Canadian VIGOUR Centre, University of Alberta, Edmonton, Alberta, Canada.
Department of Medicine, University of Alberta, Edmonton, Alberta, Canada.
Stat Med. 2021 Jul 20;40(16):3667-3681. doi: 10.1002/sim.8991. Epub 2021 Apr 18.
Polytomous regression models generalize logistic models for the case of a categorical outcome variable with more than two distinct categories. These models are currently used in clinical research, and it is essential to measure their abilities to distinguish between the categories of the outcome. In 2012, van Calster et al proposed the polytomous discrimination index (PDI) as an extension of the binary discrimination c-statistic to unordered polytomous regression. The PDI is a summary of the simultaneous discrimination between all outcome categories. Previous implementations of the PDI are not capable of running on "big data." This article shows that the PDI formula can be manipulated to depend only on the distributions of the predicted probabilities evaluated for each outcome category and within each observed level of the outcome, which substantially improves the computation time. We present a SAS macro and R function that can rapidly evaluate the PDI and its components. The routines are evaluated on several simulated datasets after varying the number of categories of the outcome and size of the data and two real-world large administrative health datasets. We compare PDI with two other discrimination indices: M-index and hypervolume under the manifold (HUM) on simulated examples. We describe situations where the PDI and HUM, indices based on multiple comparisons, are superior to the M-index, an index based on pairwise comparisons, to detect predictions that are no different than random selection or erroneous due to incorrect ranking.

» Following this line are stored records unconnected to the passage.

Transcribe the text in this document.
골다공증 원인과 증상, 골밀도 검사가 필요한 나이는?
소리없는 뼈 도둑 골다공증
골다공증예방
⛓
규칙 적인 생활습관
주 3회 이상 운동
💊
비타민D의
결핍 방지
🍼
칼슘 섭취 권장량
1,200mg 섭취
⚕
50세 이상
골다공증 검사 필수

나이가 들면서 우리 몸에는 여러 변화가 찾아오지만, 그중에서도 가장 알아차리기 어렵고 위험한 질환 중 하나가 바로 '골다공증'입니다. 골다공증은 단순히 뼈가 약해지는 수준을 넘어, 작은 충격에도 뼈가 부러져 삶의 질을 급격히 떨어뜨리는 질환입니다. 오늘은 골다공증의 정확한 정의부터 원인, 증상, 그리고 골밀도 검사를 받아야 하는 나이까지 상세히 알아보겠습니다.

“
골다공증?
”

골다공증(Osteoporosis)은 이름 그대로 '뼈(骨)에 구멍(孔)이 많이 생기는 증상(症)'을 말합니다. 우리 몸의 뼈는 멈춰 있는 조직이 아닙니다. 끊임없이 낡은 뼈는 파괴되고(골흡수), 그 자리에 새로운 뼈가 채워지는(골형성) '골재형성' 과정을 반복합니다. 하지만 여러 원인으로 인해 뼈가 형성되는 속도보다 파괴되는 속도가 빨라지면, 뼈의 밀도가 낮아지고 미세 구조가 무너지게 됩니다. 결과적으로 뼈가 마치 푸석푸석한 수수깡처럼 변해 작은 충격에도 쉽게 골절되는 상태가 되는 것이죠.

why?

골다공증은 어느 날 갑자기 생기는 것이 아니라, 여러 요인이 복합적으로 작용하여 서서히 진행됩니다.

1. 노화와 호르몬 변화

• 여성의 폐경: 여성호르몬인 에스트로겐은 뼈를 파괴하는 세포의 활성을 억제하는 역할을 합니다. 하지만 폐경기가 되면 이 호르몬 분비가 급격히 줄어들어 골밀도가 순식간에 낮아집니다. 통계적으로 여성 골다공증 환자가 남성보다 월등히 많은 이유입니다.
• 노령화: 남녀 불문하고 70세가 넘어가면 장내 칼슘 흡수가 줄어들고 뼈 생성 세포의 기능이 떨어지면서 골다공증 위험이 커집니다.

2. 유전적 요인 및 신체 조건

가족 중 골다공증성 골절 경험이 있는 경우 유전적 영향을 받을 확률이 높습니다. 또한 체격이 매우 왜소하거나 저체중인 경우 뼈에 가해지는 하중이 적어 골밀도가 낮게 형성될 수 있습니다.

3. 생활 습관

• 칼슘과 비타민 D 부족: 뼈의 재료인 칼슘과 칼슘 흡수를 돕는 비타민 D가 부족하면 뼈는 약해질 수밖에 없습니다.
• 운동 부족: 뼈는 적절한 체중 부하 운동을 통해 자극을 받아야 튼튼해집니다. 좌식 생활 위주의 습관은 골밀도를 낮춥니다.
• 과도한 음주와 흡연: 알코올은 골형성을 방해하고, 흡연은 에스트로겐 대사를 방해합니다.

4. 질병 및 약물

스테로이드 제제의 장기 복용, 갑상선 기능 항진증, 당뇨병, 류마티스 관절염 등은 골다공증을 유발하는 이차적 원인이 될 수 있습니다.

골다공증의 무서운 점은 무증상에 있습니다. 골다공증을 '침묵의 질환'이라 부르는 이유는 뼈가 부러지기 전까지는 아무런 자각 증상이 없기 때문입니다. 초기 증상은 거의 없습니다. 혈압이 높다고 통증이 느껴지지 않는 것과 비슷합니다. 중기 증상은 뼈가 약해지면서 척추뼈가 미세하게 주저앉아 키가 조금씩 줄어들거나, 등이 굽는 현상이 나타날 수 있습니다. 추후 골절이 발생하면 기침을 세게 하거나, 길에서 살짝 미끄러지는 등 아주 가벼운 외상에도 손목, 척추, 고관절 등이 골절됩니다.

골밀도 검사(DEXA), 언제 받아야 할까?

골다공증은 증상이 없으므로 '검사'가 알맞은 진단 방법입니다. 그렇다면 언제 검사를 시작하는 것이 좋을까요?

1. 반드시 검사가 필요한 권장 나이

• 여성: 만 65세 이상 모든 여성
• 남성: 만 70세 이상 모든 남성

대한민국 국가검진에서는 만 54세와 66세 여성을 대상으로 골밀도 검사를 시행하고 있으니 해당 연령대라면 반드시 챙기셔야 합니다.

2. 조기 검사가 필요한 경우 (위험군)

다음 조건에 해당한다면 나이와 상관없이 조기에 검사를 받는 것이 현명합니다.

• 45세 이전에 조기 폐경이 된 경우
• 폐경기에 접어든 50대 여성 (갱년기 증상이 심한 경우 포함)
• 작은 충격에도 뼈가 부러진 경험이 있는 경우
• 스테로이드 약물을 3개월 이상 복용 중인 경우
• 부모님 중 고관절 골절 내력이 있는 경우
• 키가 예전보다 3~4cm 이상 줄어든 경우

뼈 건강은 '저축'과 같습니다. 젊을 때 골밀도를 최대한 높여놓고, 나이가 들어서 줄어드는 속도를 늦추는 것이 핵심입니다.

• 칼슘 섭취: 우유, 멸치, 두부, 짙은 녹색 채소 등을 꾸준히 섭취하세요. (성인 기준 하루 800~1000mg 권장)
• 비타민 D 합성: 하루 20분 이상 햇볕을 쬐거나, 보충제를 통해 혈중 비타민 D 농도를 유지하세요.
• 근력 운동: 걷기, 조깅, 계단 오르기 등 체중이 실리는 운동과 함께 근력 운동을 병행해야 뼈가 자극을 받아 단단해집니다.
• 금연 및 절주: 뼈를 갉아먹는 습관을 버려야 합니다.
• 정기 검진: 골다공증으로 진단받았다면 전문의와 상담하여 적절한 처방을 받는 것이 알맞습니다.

多分类回归模型将逻辑回归模型推广到具有两个以上不同类别的分类因变量的情况。这些模型目前在临床研究中使用,衡量它们区分因变量类别的能力是至关重要的。2012 年,van Calster 等人提出了多分类判别指数(PDI),作为对无序多分类回归中二元判别 c 统计量的扩展。PDI 是对所有因变量类别的同时判别能力的总结。先前的 PDI 实现无法在“大数据”上运行。本文表明,可以对 PDI 公式进行操作,使其仅依赖于为每个因变量类别评估的预测概率分布和每个观测水平的因变量内的分布,这大大提高了计算时间。我们提出了一个 SAS 宏和 R 函数,可以快速评估 PDI 及其组成部分。在改变因变量类别的数量和数据大小以及两个真实的大型行政健康数据集后,我们对几个模拟数据集进行了评估。我们在模拟示例中比较了 PDI 与其他两个判别指数:M 指数和基于流形的超体积(HUM)。我们描述了基于多次比较的 PDI 和 HUM 指数优于基于成对比较的 M 指数的情况,以检测预测与随机选择或由于错误排序而错误的预测没有区别。